Consider the case of Monica, a career employee with 25 years of experience as a contracting specialist for her agency. Earlier in her career, Monica had been an extremely high performing employee. Her contracts were flawless and her output was above average. Over the years, however, Monica had become bored with her job. A succession of supervisors had passed her over for promotions or lateral moves because they valued her experience and performance so highly they didn’t want to lose her. Gradually, almost without anyone knowing, Monica’s performance began to slide. Her attention to detail suffered, and her contracts along with it. Her most recent supervisor, George, was baffled by the contradiction between Monica’s reputation and the quality of her current work, but he felt it would be impolite to challenge her long-standing record of superior performance, so he ignored it.

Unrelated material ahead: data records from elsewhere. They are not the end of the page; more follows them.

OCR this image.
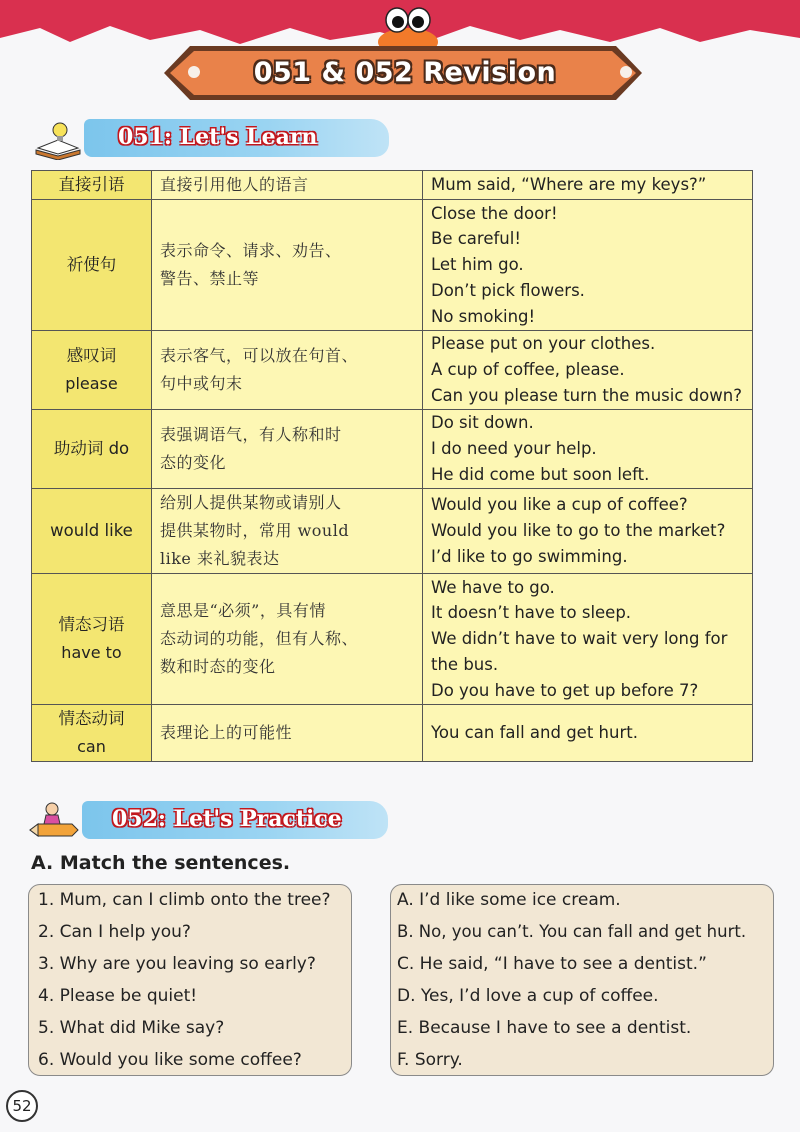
051 & 052 Revision
051: Let's Learn
直接引语	直接引用他人的语言	Mum said, “Where are my keys?”

祈使句	表示命令、请求、劝告、
警告、禁止等	Close the door!
Be careful!
Let him go.
Don’t pick flowers.
No smoking!

感叹词
please	表示客气，可以放在句首、
句中或句末	Please put on your clothes.
A cup of coffee, please.
Can you please turn the music down?

助动词 do	表强调语气，有人称和时
态的变化	Do sit down.
I do need your help.
He did come but soon left.

would like	给别人提供某物或请别人
提供某物时，常用 would
like 来礼貌表达	Would you like a cup of coffee?
Would you like to go to the market?
I’d like to go swimming.

情态习语
have to	意思是“必须”，具有情
态动词的功能，但有人称、
数和时态的变化	We have to go.
It doesn’t have to sleep.
We didn’t have to wait very long for
the bus.
Do you have to get up before 7?

情态动词
can	表理论上的可能性	You can fall and get hurt.
052: Let's Practice
A. Match the sentences.
1. Mum, can I climb onto the tree?
2. Can I help you?
3. Why are you leaving so early?
4. Please be quiet!
5. What did Mike say?
6. Would you like some coffee?
A. I’d like some ice cream.
B. No, you can’t. You can fall and get hurt.
C. He said, “I have to see a dentist.”
D. Yes, I’d love a cup of coffee.
E. Because I have to see a dentist.
F. Sorry.
52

The problem is that George is doing a terrible disservice to Monica. Now, not only has she been passed over for promotion by previous supervisors, but she is heading toward being unfit even for her current position, and George is letting it happen. What George needs to do is show, over time, that he cares about Monica’s well-being, job satisfaction and career trajectory; and at the same time, begin to be completely candid about the fact that her work is no longer up to standard.

How do you show that you care? By asking genuine questions about the employee’s personal and professional goals; “having her back” on important issues; and making yourself consistently available for discussion and support. Once Monica can trust that George has her best interests at heart, she will be ready to hear that her performance is no longer what it once was.

It’s time for us to stop thinking in binary terms about being nice versus challenging performance. You can do both at the same time. And as a supervisor, it’s your job.